Seine „Date Pieces“, Tafeln, die oft nur aus einem Satz oder einer Jahreszahl bestehen und in weißer Schrift auf schwarzem Hintergrund stehen, verstand er als Porträts. Anders als die „Date Paintings“ von On Kawara, die sich auf in der Öffentlichkeit kommunizierte Tagesereignisse beziehen, verweisen diese auf Ereignisse im Privatleben des Porträtierten.
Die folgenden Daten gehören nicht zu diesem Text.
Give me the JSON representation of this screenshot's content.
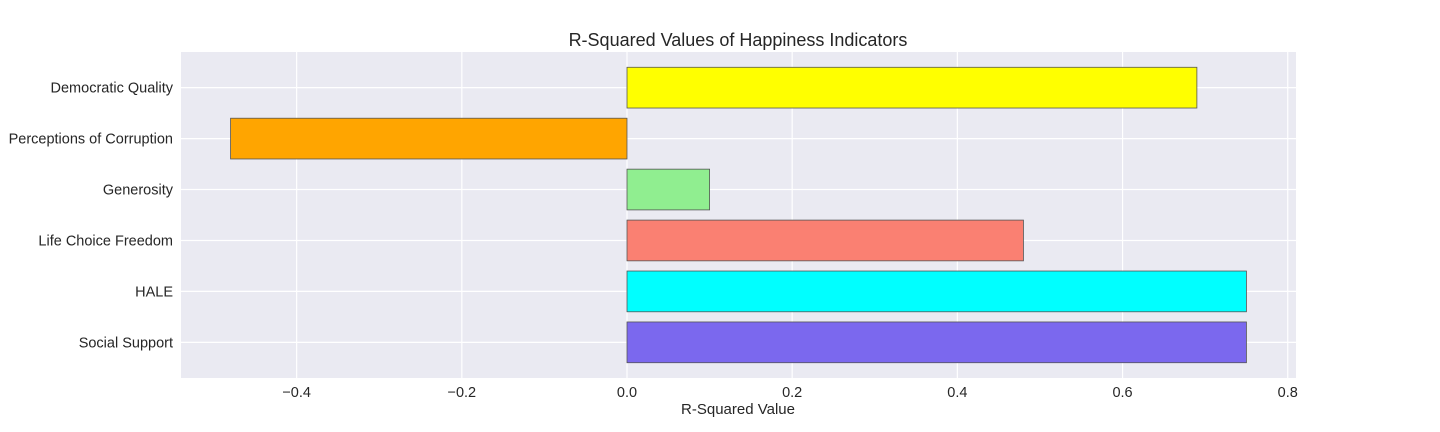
{
  "chart_data": {
    "type": "bar",
    "orientation": "horizontal",
    "title": "R-Squared Values of Happiness Indicators",
    "xlabel": "R-Squared Value",
    "ylabel": "",
    "xlim": [
      -0.54,
      0.81
    ],
    "xticks": [
      -0.4,
      -0.2,
      0.0,
      0.2,
      0.4,
      0.6,
      0.8
    ],
    "xtick_labels": [
      "−0.4",
      "−0.2",
      "0.0",
      "0.2",
      "0.4",
      "0.6",
      "0.8"
    ],
    "grid": true,
    "categories": [
      "Democratic Quality",
      "Perceptions of Corruption",
      "Generosity",
      "Life Choice Freedom",
      "HALE",
      "Social Support"
    ],
    "values": [
      0.69,
      -0.48,
      0.1,
      0.48,
      0.75,
      0.75
    ],
    "colors": [
      "#ffff00",
      "#ffa500",
      "#90ee90",
      "#fa8072",
      "#00ffff",
      "#7b68ee"
    ],
    "plot_background": "#eaeaf2",
    "edge_color": "#555555"
  }
}
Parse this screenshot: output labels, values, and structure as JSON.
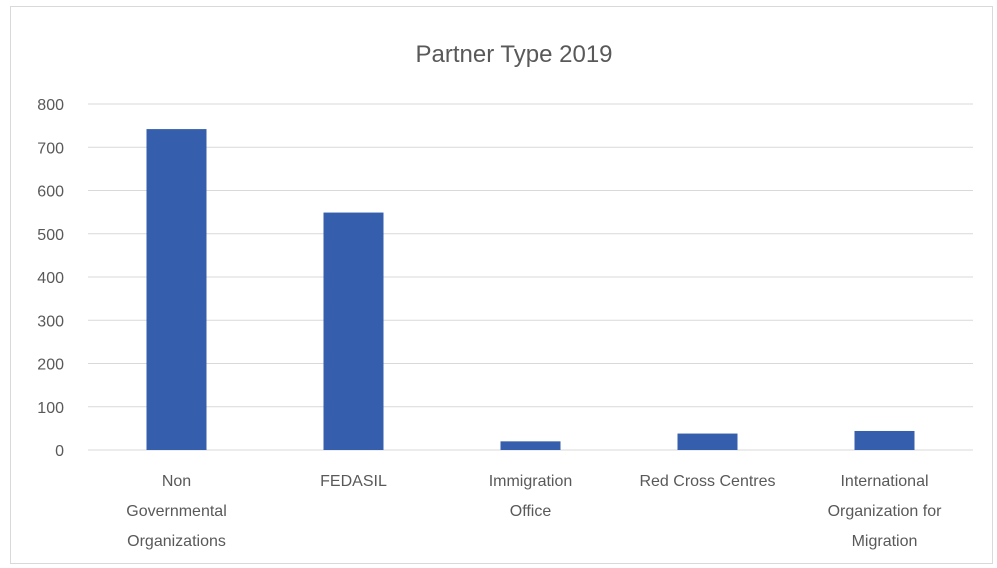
{
  "chart_data": {
    "type": "bar",
    "title": "Partner Type 2019",
    "categories": [
      [
        "Non",
        "Governmental",
        "Organizations"
      ],
      [
        "FEDASIL"
      ],
      [
        "Immigration",
        "Office"
      ],
      [
        "Red Cross Centres"
      ],
      [
        "International",
        "Organization for",
        "Migration"
      ]
    ],
    "values": [
      742,
      549,
      20,
      38,
      44
    ],
    "ylim": [
      0,
      800
    ],
    "yticks": [
      0,
      100,
      200,
      300,
      400,
      500,
      600,
      700,
      800
    ],
    "grid": true,
    "bar_color": "#355EAC",
    "grid_color": "#d9d9d9"
  }
}
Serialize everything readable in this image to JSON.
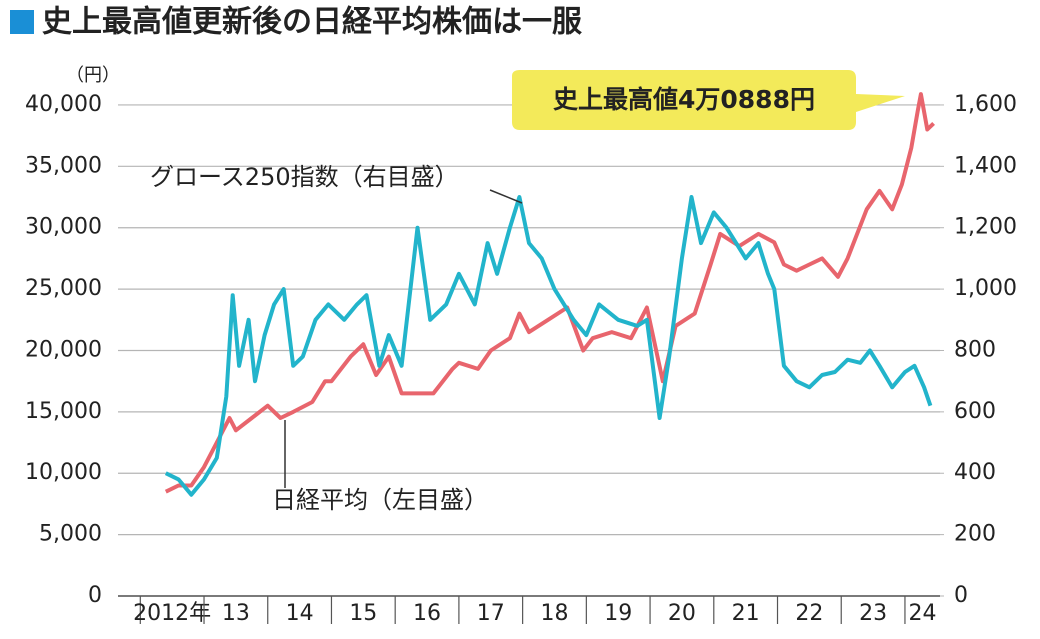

Spezifische Objekte ohne spezifische Form
Der Titel der Ausstellung „Specific Objects without Specific Form“ bezieht sich auf eine Äußerung des amerikanischen Konzeptkünstlers Lawrence Weiner, der damit meinte, dass González-Torres mit seinen Kunstwerken etwas Einfaches, aber absolut Radikales zustande gebracht hätte, denn sie widersetzen sich der herkömmlichen Vorstellung, der zufolge eine Ausstellung etwas Fixiertes ist und eine Retrospektive den Anspruch des umfassenden Überblicks hat. Die aktuelle Ausstellung in der Fondation Beyeler zeigt daher die Werke von González-Torres in zwei verschiedenen Kontexten: Neben einer Präsentation in der Sammlung zur klassischen Moderne wird die Ausstellung Every Week There Is Something Different von 1991 nachgestellt, die damals über einen Zeitraum von vier Wochen kontinuierlich verändert wurde. Die amerikanische Künstlerin Carol Bove fügt wöchentlich Kunstwerke hinzu oder entfernt sie und ändert die Beleuchtung, die Beschriftungen und die Präsentation der Werke.
Vom 28. Januar bis 25. April 2011 wird die Ausstellung dann im Museum für Moderne Kunst in Frankfurt am Main zu sehen sein, kuratiert von dem deutsch-britischen Künstler Tino Sehgal, der 2005 mit Thomas Scheibitz den deutschen Pavillon auf der 51. Biennale in Venedig gestaltete.